- Malari Location in Uttarakhand, India Malari Malari (India)
- Coordinates: 30°41′N 79°54′E﻿ / ﻿30.683°N 79.900°E
- Country: India
- State: Uttarakhand
- District: Chamoli district
- Elevation: 3,100 m (10,200 ft)

Population (2001)
- • Total: 649

Languages
- • Official: Hindi, Garhwali
- Time zone: UTC+5:30 (IST)
- PIN: 246443
- Telephone code: 01389
- Vehicle registration: UK 11
- Sex ratio: 1040 ♂/♀
- Website: uk.gov.in

= Malari =

Malari, situated in the Dhauli Ganga valley within the Nanda Devi Biosphere reserve, is a small village near the Tibet border. The area has been designated as a world heritage site. It is located 61 km from Joshimath, the nearest tehsil in the Chamoli district of Uttarakhand.

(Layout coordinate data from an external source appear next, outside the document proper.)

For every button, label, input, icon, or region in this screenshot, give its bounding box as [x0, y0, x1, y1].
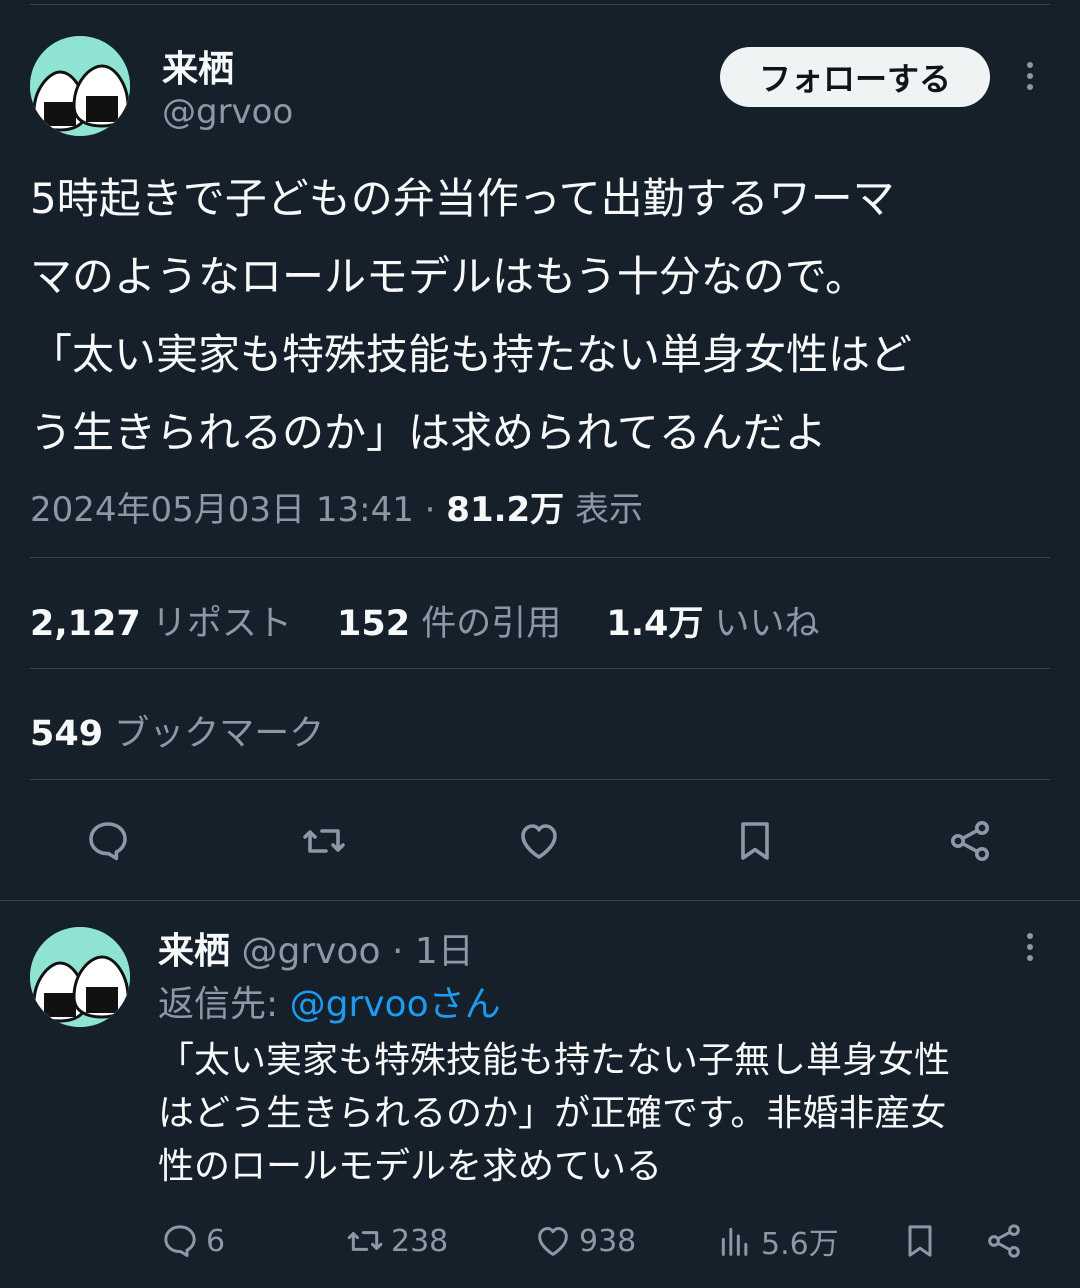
- views-icon: [721, 1227, 748, 1256]
- like-icon: [538, 1227, 568, 1256]
- reposts-count: 2,127: [30, 604, 141, 644]
- meta-separator: ·: [424, 490, 436, 530]
- bookmark-button[interactable]: [725, 811, 785, 871]
- reply-time[interactable]: 1日: [415, 931, 474, 972]
- likes-label: いいね: [714, 604, 820, 644]
- views-label: 表示: [575, 490, 643, 530]
- likes-count: 1.4万: [606, 604, 704, 644]
- reply-views-count: 5.6万: [761, 1227, 839, 1262]
- follow-button[interactable]: フォローする: [720, 47, 990, 107]
- reply-views-button[interactable]: 5.6万: [715, 1215, 839, 1267]
- divider: [0, 900, 1080, 901]
- more-icon[interactable]: [1020, 62, 1040, 90]
- onigiri-avatar-icon: [30, 927, 130, 1027]
- reply-author-name[interactable]: 来栖: [158, 931, 230, 972]
- reply-share-button[interactable]: [984, 1215, 1024, 1267]
- bookmark-icon: [741, 822, 769, 860]
- divider: [30, 557, 1050, 558]
- repost-button[interactable]: [294, 811, 354, 871]
- quotes-count: 152: [337, 604, 411, 644]
- reposts-label: リポスト: [151, 604, 292, 644]
- reply-likes-count: 938: [579, 1223, 637, 1259]
- like-icon: [521, 824, 557, 859]
- reply-author-handle[interactable]: @grvoo: [241, 931, 380, 972]
- reply-repost-button[interactable]: 238: [345, 1215, 448, 1267]
- likes-stat[interactable]: 1.4万 いいね: [606, 604, 819, 644]
- author-avatar[interactable]: [30, 36, 130, 136]
- reply-button[interactable]: [78, 811, 138, 871]
- reply-to-mention[interactable]: @grvooさん: [290, 984, 501, 1025]
- share-icon: [988, 1224, 1020, 1258]
- bookmarks-stat[interactable]: 549 ブックマーク: [30, 705, 324, 756]
- repost-icon: [347, 1231, 383, 1251]
- reply-to: 返信先: @grvooさん: [158, 975, 501, 1027]
- bookmark-icon: [908, 1225, 932, 1257]
- repost-icon: [303, 829, 345, 853]
- reply-bookmark-button[interactable]: [900, 1215, 940, 1267]
- reply-text: 「太い実家も特殊技能も持たない子無し単身女性 はどう生きられるのか」が正確です。…: [158, 1040, 951, 1187]
- reply-like-button[interactable]: 938: [533, 1215, 636, 1267]
- top-divider: [30, 4, 1050, 5]
- reply-reply-button[interactable]: 6: [160, 1215, 225, 1267]
- reply-separator: ·: [391, 931, 404, 972]
- reposts-stat[interactable]: 2,127 リポスト: [30, 604, 292, 644]
- divider: [30, 668, 1050, 669]
- reply-to-label: 返信先:: [158, 984, 279, 1025]
- onigiri-avatar-icon: [30, 36, 130, 136]
- reply-icon: [89, 822, 127, 861]
- bookmarks-count: 549: [30, 714, 104, 754]
- reply-icon: [164, 1225, 196, 1257]
- like-button[interactable]: [509, 811, 569, 871]
- views-count: 81.2万: [446, 490, 565, 530]
- divider: [30, 779, 1050, 780]
- reply-more-icon[interactable]: [1020, 933, 1040, 961]
- engagement-stats: 2,127 リポスト 152 件の引用 1.4万 いいね: [30, 595, 854, 646]
- reply-reposts-count: 238: [391, 1223, 449, 1259]
- bookmarks-label: ブックマーク: [114, 714, 325, 754]
- author-handle[interactable]: @grvoo: [162, 92, 293, 132]
- quotes-label: 件の引用: [421, 604, 562, 644]
- share-button[interactable]: [940, 811, 1000, 871]
- reply-header: 来栖 @grvoo · 1日: [158, 922, 474, 974]
- author-name[interactable]: 来栖: [162, 40, 234, 92]
- reply-replies-count: 6: [206, 1223, 226, 1259]
- share-icon: [951, 821, 989, 861]
- tweet-timestamp[interactable]: 2024年05月03日 13:41: [30, 490, 414, 530]
- quotes-stat[interactable]: 152 件の引用: [337, 604, 561, 644]
- tweet-text: 5時起きで子どもの弁当作って出勤するワーマ マのようなロールモデルはもう十分なの…: [30, 174, 913, 457]
- reply-author-avatar[interactable]: [30, 927, 130, 1027]
- tweet-meta: 2024年05月03日 13:41 · 81.2万 表示: [30, 482, 643, 531]
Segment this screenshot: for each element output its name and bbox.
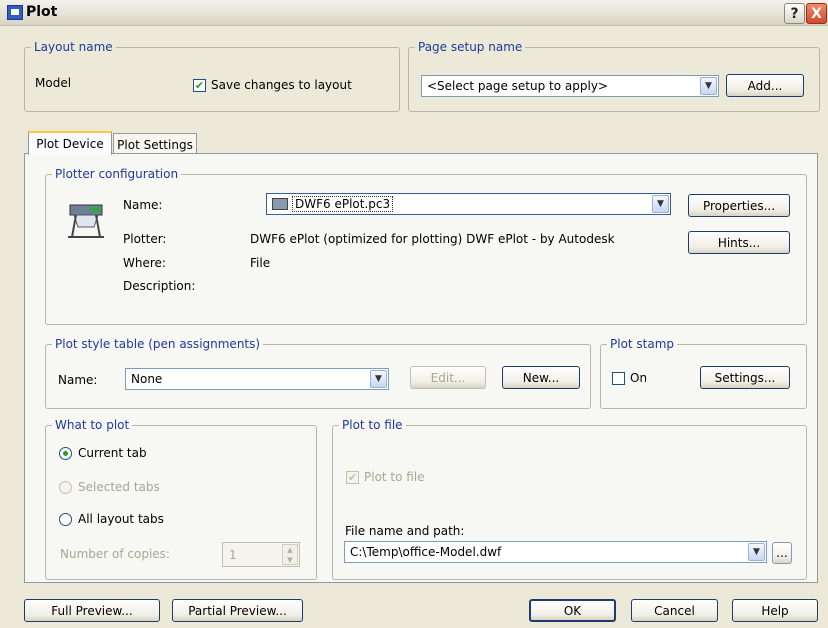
properties-button[interactable]: Properties... xyxy=(688,194,790,217)
plot-to-file-label[interactable]: Plot to file xyxy=(364,470,425,484)
plot-app-icon xyxy=(7,5,23,20)
layout-name-legend: Layout name xyxy=(34,40,113,54)
plot-stamp-on-label[interactable]: On xyxy=(630,371,647,385)
plot-stamp-on-checkbox[interactable] xyxy=(612,372,625,385)
plot-stamp-settings-button[interactable]: Settings... xyxy=(700,366,790,389)
plot-to-file-legend: Plot to file xyxy=(342,418,403,432)
where-value: File xyxy=(250,256,271,270)
tab-plot-device[interactable]: Plot Device xyxy=(28,131,112,155)
help-title-button[interactable]: ? xyxy=(784,3,805,24)
help-button[interactable]: Help xyxy=(732,599,818,622)
plot-style-select[interactable]: None ▼ xyxy=(125,368,389,390)
what-to-plot-legend: What to plot xyxy=(55,418,130,432)
cancel-button[interactable]: Cancel xyxy=(631,599,718,622)
copies-stepper[interactable]: 1 ▲ ▼ xyxy=(222,542,300,567)
plotter-name-select[interactable]: DWF6 ePlot.pc3 ▼ xyxy=(266,193,671,215)
plotter-label: Plotter: xyxy=(123,232,167,246)
plot-style-name-label: Name: xyxy=(58,373,98,387)
full-preview-button[interactable]: Full Preview... xyxy=(24,599,160,622)
file-path-select[interactable]: C:\Temp\office-Model.dwf ▼ xyxy=(344,541,767,563)
tab-plot-settings[interactable]: Plot Settings xyxy=(113,133,197,155)
partial-preview-button[interactable]: Partial Preview... xyxy=(172,599,303,622)
layout-name-group: Layout name xyxy=(24,40,400,112)
file-path-label: File name and path: xyxy=(345,524,465,538)
page-setup-select[interactable]: <Select page setup to apply> ▼ xyxy=(421,75,719,97)
chevron-down-icon[interactable]: ▼ xyxy=(652,195,669,213)
close-window-button[interactable]: X xyxy=(806,3,827,24)
selected-tabs-radio[interactable] xyxy=(59,481,72,494)
plotter-value: DWF6 ePlot (optimized for plotting) DWF … xyxy=(250,232,615,246)
hints-button[interactable]: Hints... xyxy=(688,231,790,254)
plotter-name-label: Name: xyxy=(123,198,163,212)
add-page-setup-button[interactable]: Add... xyxy=(726,74,804,97)
plot-style-legend: Plot style table (pen assignments) xyxy=(55,337,261,351)
layout-name-value: Model xyxy=(35,76,72,90)
plot-stamp-legend: Plot stamp xyxy=(610,337,675,351)
all-layout-tabs-radio[interactable] xyxy=(59,513,72,526)
plotter-name-value: DWF6 ePlot.pc3 xyxy=(292,196,394,212)
browse-file-button[interactable]: ... xyxy=(772,542,792,564)
title-bar[interactable]: Plot ? X xyxy=(0,0,828,26)
edit-plot-style-button[interactable]: Edit... xyxy=(410,366,486,389)
save-changes-checkbox[interactable]: ✔ xyxy=(193,79,206,92)
plotter-configuration-legend: Plotter configuration xyxy=(55,167,179,181)
chevron-down-icon[interactable]: ▼ xyxy=(700,77,717,95)
where-label: Where: xyxy=(123,256,166,270)
page-setup-legend: Page setup name xyxy=(418,40,523,54)
plot-style-select-value: None xyxy=(131,372,163,386)
plot-to-file-checkbox[interactable]: ✔ xyxy=(346,471,359,484)
page-setup-select-value: <Select page setup to apply> xyxy=(427,79,608,93)
stepper-arrows-icon[interactable]: ▲ ▼ xyxy=(282,544,298,565)
chevron-down-icon[interactable]: ▼ xyxy=(748,543,765,561)
window-title: Plot xyxy=(26,4,58,20)
copies-label: Number of copies: xyxy=(60,547,170,561)
all-layout-tabs-label[interactable]: All layout tabs xyxy=(78,512,164,526)
plotter-icon xyxy=(68,204,104,238)
chevron-down-icon[interactable]: ▼ xyxy=(370,370,387,388)
current-tab-radio[interactable] xyxy=(59,447,72,460)
save-changes-label[interactable]: Save changes to layout xyxy=(211,78,352,92)
copies-value: 1 xyxy=(229,547,237,562)
current-tab-label[interactable]: Current tab xyxy=(78,446,147,460)
ok-button[interactable]: OK xyxy=(529,599,616,622)
selected-tabs-label[interactable]: Selected tabs xyxy=(78,480,160,494)
description-label: Description: xyxy=(123,279,196,293)
plotter-config-icon xyxy=(272,198,288,210)
new-plot-style-button[interactable]: New... xyxy=(502,366,580,389)
file-path-value: C:\Temp\office-Model.dwf xyxy=(350,545,502,559)
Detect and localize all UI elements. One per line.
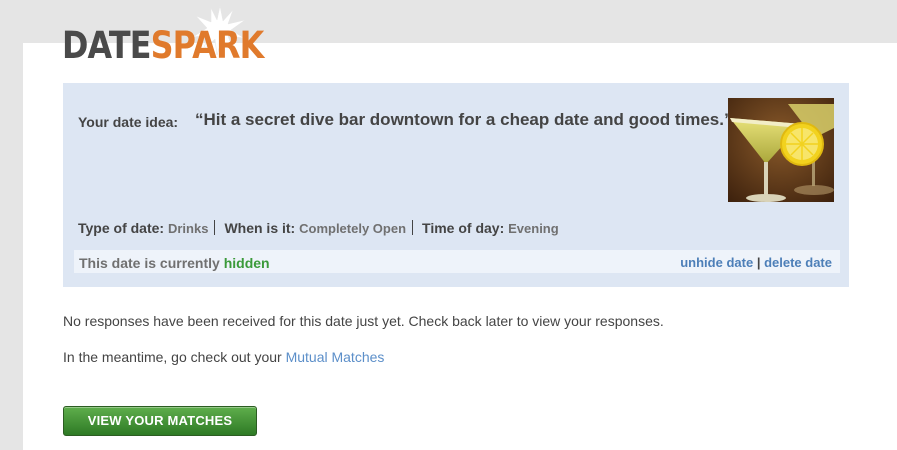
action-separator: | [756, 255, 761, 270]
when-value: Completely Open [299, 221, 407, 236]
divider [214, 220, 216, 235]
view-your-matches-button[interactable]: VIEW YOUR MATCHES [63, 406, 257, 436]
type-of-date-label: Type of date: [78, 220, 165, 236]
no-responses-message: No responses have been received for this… [63, 313, 664, 329]
meantime-text: In the meantime, go check out your [63, 349, 282, 365]
delete-date-link[interactable]: delete date [764, 255, 832, 270]
logo-date-text: DATE [62, 24, 151, 67]
date-idea-text: “Hit a secret dive bar downtown for a ch… [195, 110, 733, 129]
visibility-status-bar: This date is currently hidden unhide dat… [74, 250, 840, 273]
date-photo [728, 98, 834, 202]
date-idea-panel: Your date idea: “Hit a secret dive bar d… [63, 83, 849, 287]
time-of-day-label: Time of day: [422, 220, 505, 236]
status-badge: hidden [223, 255, 270, 271]
when-label: When is it: [224, 220, 296, 236]
mutual-matches-link[interactable]: Mutual Matches [286, 349, 385, 365]
date-idea-label: Your date idea: [78, 114, 179, 130]
status-prefix: This date is currently [79, 255, 220, 271]
type-of-date-value: Drinks [167, 221, 209, 236]
meantime-message: In the meantime, go check out your Mutua… [63, 349, 384, 365]
logo-spark-text: SPARK [150, 24, 265, 67]
divider [412, 220, 414, 235]
date-details-row: Type of date: Drinks When is it: Complete… [78, 220, 559, 236]
datespark-logo[interactable]: DATESPARK [62, 24, 265, 67]
time-of-day-value: Evening [508, 221, 559, 236]
status-actions: unhide date | delete date [680, 255, 832, 270]
unhide-date-link[interactable]: unhide date [680, 255, 753, 270]
status-text: This date is currently hidden [79, 255, 270, 271]
cocktail-image [728, 98, 834, 202]
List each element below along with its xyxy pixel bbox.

Special permission from the administration is required to proceed beyond Malari in the Niti Valley. Malari serves as a summer migration place for the villagers, who follow a six-month migration cycle. They reside in the village only during the period of mid-April to mid-September or early October, before migrating to another location for the winter.

The population of Malari is 649 according to the 2001 census, composed of 318 males and 331 females.